Even if the roof is owned by the landlord, the tenants may nonetheless have rights over the roof or other parts of the building, which may be infringed by the proposed development. For example, there may be water tanks on the roof with pipes, through which the tenants have a right of passage of running water, or the creation of access to the new rooftop flats may infringe the tenants’ existing rights over the common parts. 

Not every interference with such rights amounts in law to a disturbance: there must be a substantial interference with the enjoyment of them. However, it is not necessary that there should be a total destruction of a right for a cause of action to arise and a landlord is not entitled unilaterally to take away a right, for example a right of way, over an existing route by offering an alternative route.

Airspace and rights of first refusal

Even if tenants have no rights under their leases which may impede development, they will almost certainly have statutory rights, which cannot be ignored. 

The Landlord and Tenant Act 1987 prohibits landlords from disposing of property interests without giving tenants a right of first refusal and the Leasehold Reform, Housing and Urban Development Act 1993 gives tenants the right to collectively enfranchise and acquire the freehold of the building containing their flats, along with appurtenant property and any leases of common parts, the acquisition of which is reasonably necessary for the proper management or maintenance of the building.

In Dartmouth Court Blackheath Ltd v Berisworth Ltd [2008] EWHC 350 (Ch); [2008] 2 EGLR 141, a case under the 1987 Act, it was held that the airspace above a building was part of the building or alternatively a “common part” within the meaning of that Act, being part of the exterior of the building. Consequently, the grant of a lease of such airspace for the purposes of development is likely to trigger a right of first refusal. 

In Merie Bin Mahfouz Co (UK) Ltd v Barrie House (Freehold) Ltd [2014] UKUT 390 (LC); [2015] EGLR 22, the Upper Tribunal (Lands Chamber) concluded that, in the context of the 1993 Act, the airspace immediately above the roof of a building can be regarded as part of the building, and in LM Homes Ltd and others v Queen Court Freehold Co Ltd [2020] EWCA Civ 371; [2020] EGLR 18 the airspace was held to be a common part of the building within the meaning of the 1993 Act, the acquisition of which was reasonably necessary for the proper management or maintenance of the building. 

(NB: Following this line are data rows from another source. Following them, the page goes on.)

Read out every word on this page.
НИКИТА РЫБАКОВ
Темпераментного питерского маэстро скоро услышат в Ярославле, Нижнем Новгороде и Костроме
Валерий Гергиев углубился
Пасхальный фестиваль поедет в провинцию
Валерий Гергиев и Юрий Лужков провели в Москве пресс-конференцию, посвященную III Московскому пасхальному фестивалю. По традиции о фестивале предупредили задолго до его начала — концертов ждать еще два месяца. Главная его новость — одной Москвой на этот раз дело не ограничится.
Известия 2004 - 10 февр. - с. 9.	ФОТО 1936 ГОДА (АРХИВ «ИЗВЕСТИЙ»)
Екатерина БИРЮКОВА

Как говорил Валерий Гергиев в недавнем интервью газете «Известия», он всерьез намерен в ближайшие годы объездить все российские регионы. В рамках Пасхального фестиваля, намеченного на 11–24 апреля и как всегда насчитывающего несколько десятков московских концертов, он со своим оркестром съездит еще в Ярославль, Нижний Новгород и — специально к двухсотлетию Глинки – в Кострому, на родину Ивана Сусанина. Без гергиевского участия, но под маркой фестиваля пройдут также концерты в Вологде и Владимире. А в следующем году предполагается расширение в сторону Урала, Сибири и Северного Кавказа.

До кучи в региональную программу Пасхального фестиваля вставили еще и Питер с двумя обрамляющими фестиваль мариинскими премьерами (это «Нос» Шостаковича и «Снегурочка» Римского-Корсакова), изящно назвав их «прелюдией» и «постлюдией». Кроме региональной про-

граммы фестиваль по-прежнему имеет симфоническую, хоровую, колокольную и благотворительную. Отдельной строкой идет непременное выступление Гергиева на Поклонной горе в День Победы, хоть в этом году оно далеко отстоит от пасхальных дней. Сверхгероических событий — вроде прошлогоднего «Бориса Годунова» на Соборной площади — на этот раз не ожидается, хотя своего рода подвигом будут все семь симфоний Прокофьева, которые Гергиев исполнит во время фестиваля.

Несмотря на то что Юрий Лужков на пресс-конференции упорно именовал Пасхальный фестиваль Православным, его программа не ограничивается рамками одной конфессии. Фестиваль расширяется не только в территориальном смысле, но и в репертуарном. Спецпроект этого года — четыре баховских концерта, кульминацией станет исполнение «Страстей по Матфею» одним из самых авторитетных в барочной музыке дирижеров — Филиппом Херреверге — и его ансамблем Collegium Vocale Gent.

While tenants may not be particularly interested in exercising their right of first refusal and paying for a development lease of property they have no desire to develop, acquiring the freehold may seem an attractive means of thwarting any proposed development. The risk to the developer is that it loses out, not only because it may not be fully compensated for the development value of its interest, but because it loses monies already expended in seeking to realise that value. 

Moreover, the government has announced plans to reform the 1993 Act by, among other things, allowing tenants to take a restriction on development on enfranchisement, so as to avoid paying development value altogether – so watch this (air)space.